In the abyssal depths of the Pacific, where light dared not linger, R’lyeh slumbered, its cyclopean spires clawing at the void. For eons, Cthulhu, the Great Dreamer, lay entombed, his dreams seeping into the minds of the mad and the forgotten, whispering of chaos and dominion. But in 2025, humanity’s hubris cracked the ocean’s crust—not with prayers or rituals, but with a nuclear inferno.
It began with a covert test. The United Nations Security Council, fractured by mistrust, had greenlit Operation Abyss: a 50-megaton warhead detonated in the Mariana Trench to assert dominance over contested waters. The blast was meant to be a warning, a flex of power against rival nations probing the deep for resources. They didn’t know what they’d awaken.
The detonation tore through the seabed, a fireball hotter than the sun vaporizing ancient stone. Shockwaves fractured R’lyeh’s prison, and the Great Old One stirred. His eyes, vast as collapsing stars, snapped open. The ocean boiled, tsunamis surging toward distant shores. From the epicenter, a psychic scream shredded the minds of every sailor within a thousand miles, their screams drowned by the churning deep.
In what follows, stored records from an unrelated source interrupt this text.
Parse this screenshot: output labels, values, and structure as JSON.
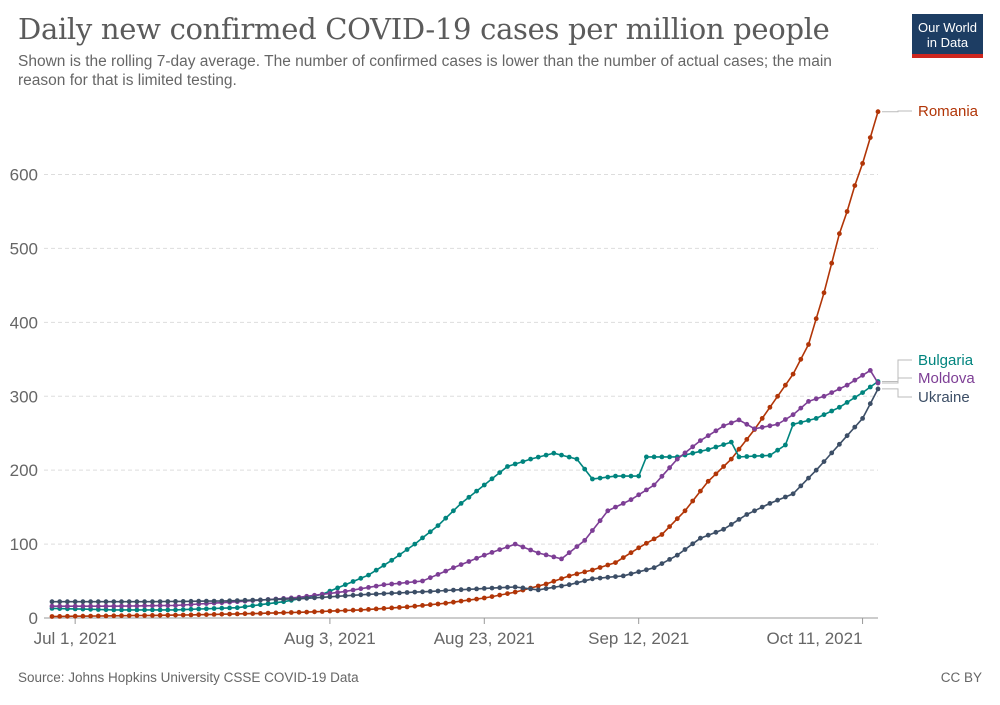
{
  "header": {
    "title": "Daily new confirmed COVID-19 cases per million people",
    "subtitle": "Shown is the rolling 7-day average. The number of confirmed cases is lower than the number of actual cases; the main reason for that is limited testing.",
    "logo_line1": "Our World",
    "logo_line2": "in Data"
  },
  "footer": {
    "source": "Source: Johns Hopkins University CSSE COVID-19 Data",
    "license": "CC BY"
  },
  "colors": {
    "Romania": "#b13507",
    "Bulgaria": "#00847e",
    "Moldova": "#883039",
    "Ukraine": "#3c4e66",
    "grid": "#dddddd",
    "axis": "#666666"
  },
  "chart_data": {
    "type": "line",
    "title": "Daily new confirmed COVID-19 cases per million people",
    "x_start": "2021-06-28",
    "x_end": "2021-10-13",
    "xticks": [
      {
        "date": "2021-07-01",
        "label": "Jul 1, 2021"
      },
      {
        "date": "2021-08-03",
        "label": "Aug 3, 2021"
      },
      {
        "date": "2021-08-23",
        "label": "Aug 23, 2021"
      },
      {
        "date": "2021-09-12",
        "label": "Sep 12, 2021"
      },
      {
        "date": "2021-10-11",
        "label": "Oct 11, 2021"
      }
    ],
    "ylim": [
      0,
      690
    ],
    "yticks": [
      0,
      100,
      200,
      300,
      400,
      500,
      600
    ],
    "grid": true,
    "legend": "inline-right",
    "series": [
      {
        "name": "Romania",
        "color": "#b13507",
        "points": [
          [
            "2021-06-28",
            2
          ],
          [
            "2021-07-06",
            3
          ],
          [
            "2021-07-15",
            4
          ],
          [
            "2021-07-24",
            6
          ],
          [
            "2021-07-31",
            8
          ],
          [
            "2021-08-07",
            11
          ],
          [
            "2021-08-13",
            15
          ],
          [
            "2021-08-18",
            20
          ],
          [
            "2021-08-23",
            27
          ],
          [
            "2021-08-27",
            35
          ],
          [
            "2021-08-31",
            46
          ],
          [
            "2021-09-03",
            57
          ],
          [
            "2021-09-06",
            65
          ],
          [
            "2021-09-09",
            75
          ],
          [
            "2021-09-12",
            95
          ],
          [
            "2021-09-15",
            113
          ],
          [
            "2021-09-18",
            145
          ],
          [
            "2021-09-21",
            185
          ],
          [
            "2021-09-24",
            215
          ],
          [
            "2021-09-27",
            255
          ],
          [
            "2021-09-30",
            300
          ],
          [
            "2021-10-02",
            330
          ],
          [
            "2021-10-04",
            370
          ],
          [
            "2021-10-06",
            440
          ],
          [
            "2021-10-07",
            480
          ],
          [
            "2021-10-08",
            520
          ],
          [
            "2021-10-09",
            550
          ],
          [
            "2021-10-10",
            585
          ],
          [
            "2021-10-11",
            615
          ],
          [
            "2021-10-12",
            650
          ],
          [
            "2021-10-13",
            685
          ]
        ]
      },
      {
        "name": "Bulgaria",
        "color": "#00847e",
        "points": [
          [
            "2021-06-28",
            13
          ],
          [
            "2021-07-06",
            11
          ],
          [
            "2021-07-14",
            11
          ],
          [
            "2021-07-22",
            14
          ],
          [
            "2021-07-28",
            22
          ],
          [
            "2021-08-02",
            32
          ],
          [
            "2021-08-05",
            45
          ],
          [
            "2021-08-08",
            58
          ],
          [
            "2021-08-11",
            78
          ],
          [
            "2021-08-14",
            100
          ],
          [
            "2021-08-17",
            125
          ],
          [
            "2021-08-20",
            155
          ],
          [
            "2021-08-23",
            180
          ],
          [
            "2021-08-26",
            205
          ],
          [
            "2021-08-29",
            215
          ],
          [
            "2021-09-01",
            223
          ],
          [
            "2021-09-04",
            215
          ],
          [
            "2021-09-06",
            188
          ],
          [
            "2021-09-09",
            192
          ],
          [
            "2021-09-12",
            192
          ],
          [
            "2021-09-13",
            218
          ],
          [
            "2021-09-17",
            218
          ],
          [
            "2021-09-21",
            228
          ],
          [
            "2021-09-24",
            238
          ],
          [
            "2021-09-25",
            218
          ],
          [
            "2021-09-29",
            220
          ],
          [
            "2021-10-01",
            234
          ],
          [
            "2021-10-02",
            262
          ],
          [
            "2021-10-05",
            270
          ],
          [
            "2021-10-08",
            285
          ],
          [
            "2021-10-11",
            305
          ],
          [
            "2021-10-13",
            320
          ]
        ]
      },
      {
        "name": "Moldova",
        "color": "#7d3e95",
        "points": [
          [
            "2021-06-28",
            16
          ],
          [
            "2021-07-06",
            16
          ],
          [
            "2021-07-14",
            17
          ],
          [
            "2021-07-22",
            22
          ],
          [
            "2021-07-30",
            28
          ],
          [
            "2021-08-05",
            36
          ],
          [
            "2021-08-10",
            45
          ],
          [
            "2021-08-15",
            50
          ],
          [
            "2021-08-19",
            68
          ],
          [
            "2021-08-23",
            85
          ],
          [
            "2021-08-27",
            100
          ],
          [
            "2021-08-30",
            88
          ],
          [
            "2021-09-02",
            80
          ],
          [
            "2021-09-05",
            105
          ],
          [
            "2021-09-08",
            145
          ],
          [
            "2021-09-11",
            160
          ],
          [
            "2021-09-14",
            180
          ],
          [
            "2021-09-17",
            215
          ],
          [
            "2021-09-20",
            240
          ],
          [
            "2021-09-23",
            260
          ],
          [
            "2021-09-25",
            268
          ],
          [
            "2021-09-27",
            256
          ],
          [
            "2021-09-30",
            262
          ],
          [
            "2021-10-02",
            275
          ],
          [
            "2021-10-04",
            293
          ],
          [
            "2021-10-06",
            300
          ],
          [
            "2021-10-09",
            315
          ],
          [
            "2021-10-12",
            335
          ],
          [
            "2021-10-13",
            318
          ]
        ]
      },
      {
        "name": "Ukraine",
        "color": "#3c4e66",
        "points": [
          [
            "2021-06-28",
            22
          ],
          [
            "2021-07-10",
            22
          ],
          [
            "2021-07-20",
            23
          ],
          [
            "2021-07-30",
            26
          ],
          [
            "2021-08-08",
            32
          ],
          [
            "2021-08-16",
            36
          ],
          [
            "2021-08-23",
            40
          ],
          [
            "2021-08-27",
            42
          ],
          [
            "2021-08-30",
            38
          ],
          [
            "2021-09-03",
            45
          ],
          [
            "2021-09-06",
            53
          ],
          [
            "2021-09-10",
            57
          ],
          [
            "2021-09-14",
            68
          ],
          [
            "2021-09-17",
            85
          ],
          [
            "2021-09-20",
            108
          ],
          [
            "2021-09-23",
            120
          ],
          [
            "2021-09-26",
            140
          ],
          [
            "2021-09-29",
            155
          ],
          [
            "2021-10-02",
            168
          ],
          [
            "2021-10-05",
            200
          ],
          [
            "2021-10-08",
            235
          ],
          [
            "2021-10-11",
            270
          ],
          [
            "2021-10-13",
            310
          ]
        ]
      }
    ]
  }
}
Lieutenant Maria Voss, aboard the USS Resolute, a nuclear-armed submarine, was one of the few who didn’t succumb. She’d been monitoring the test from a safe distance, but the moment the warhead flared, her dreams filled with visions of tentacled horrors and drowned cities. Her crew wasn’t so lucky—half clawed their own eyes out, babbling in tongues older than humanity. Maria sealed herself in the command module, her hands trembling over the missile controls.
Above, the world scrambled. Satellites caught glimpses of something massive breaching the surface—a mountain of flesh, tentacles coiling like living storms. Cthulhu’s presence warped reality: clouds bled black ichor, and time stuttered, hours looping in maddening fragments. Coastal cities fell silent as millions stared skyward, entranced, before walking into the sea.
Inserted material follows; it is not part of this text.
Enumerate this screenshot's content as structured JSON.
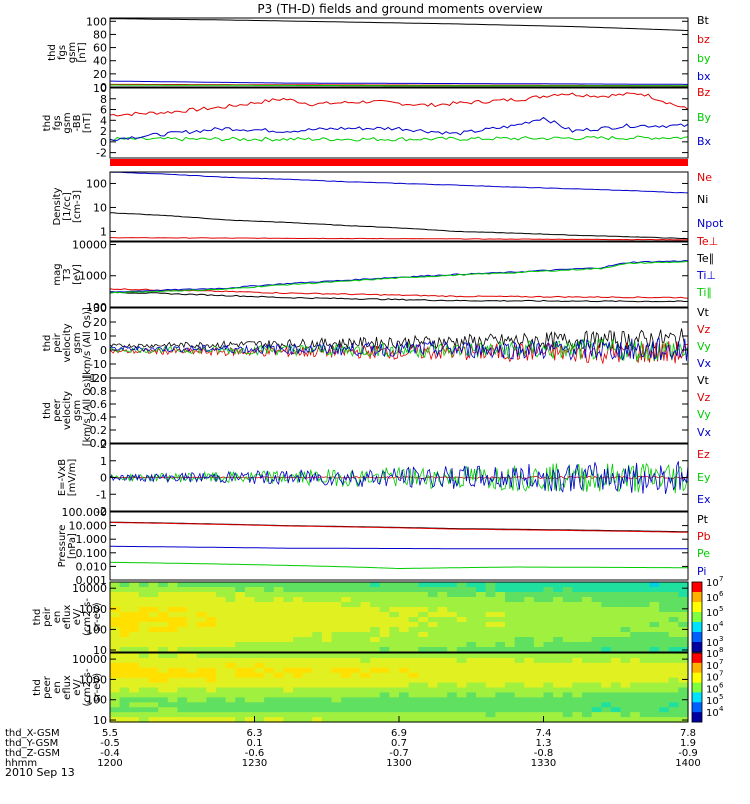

The Pentagon, desperate, authorized a second strike. B-52s dropped a 100-megaton payload directly onto the entity. The explosion lit the Pacific like a second dawn, but when the smoke cleared, Cthulhu remained, unscathed, his form shimmering with unearthly geometry. The blast only enraged him. Islands sank in his wake, and his psychic howl turned entire air fleets against each other, pilots weeping as they fired on their own.
Maria, alone in the Resolute, made her choice. The sub’s nuclear arsenal—ten warheads, each 20 megatons—was her only card. She dove toward R’lyeh’s ruins, guided by the alien whispers now clawing at her sanity. The sub groaned under the pressure, but she pushed deeper, evading tentacles that crushed steel like paper. At point-blank range, she armed the missiles, aiming for the heart of the city where Cthulhu’s essence pulsed.
“Forgive me,” she whispered, unsure if she meant it for humanity or herself. She fired.
The warheads struck true, detonating in a cataclysm that split the ocean floor. R’lyeh burned, its non-Euclidean towers melting into slag. Cthulhu roared, a sound that shattered Maria’s mind even as the sub imploded. For a moment, the world held its breath, believing the nightmare ended.
But in the silence, the sea churned again. Cthulhu’s form was gone, yet his presence lingered, seeping into the earth’s core, poisoning the winds. The bombs had not killed him—they’d only scattered his essence, a cancer now woven into reality itself. Crops withered, skies darkened, and the dreams grew louder.
Humanity survived, but at a cost. Nuclear arsenals were useless against a god who was no longer bound by flesh. In bunkers and ruins, the remnants prayed for salvation, unaware that their weapons had ensured none would come. And in their sleep, Cthulhu whispered, eternal, waiting for the stars to align once more.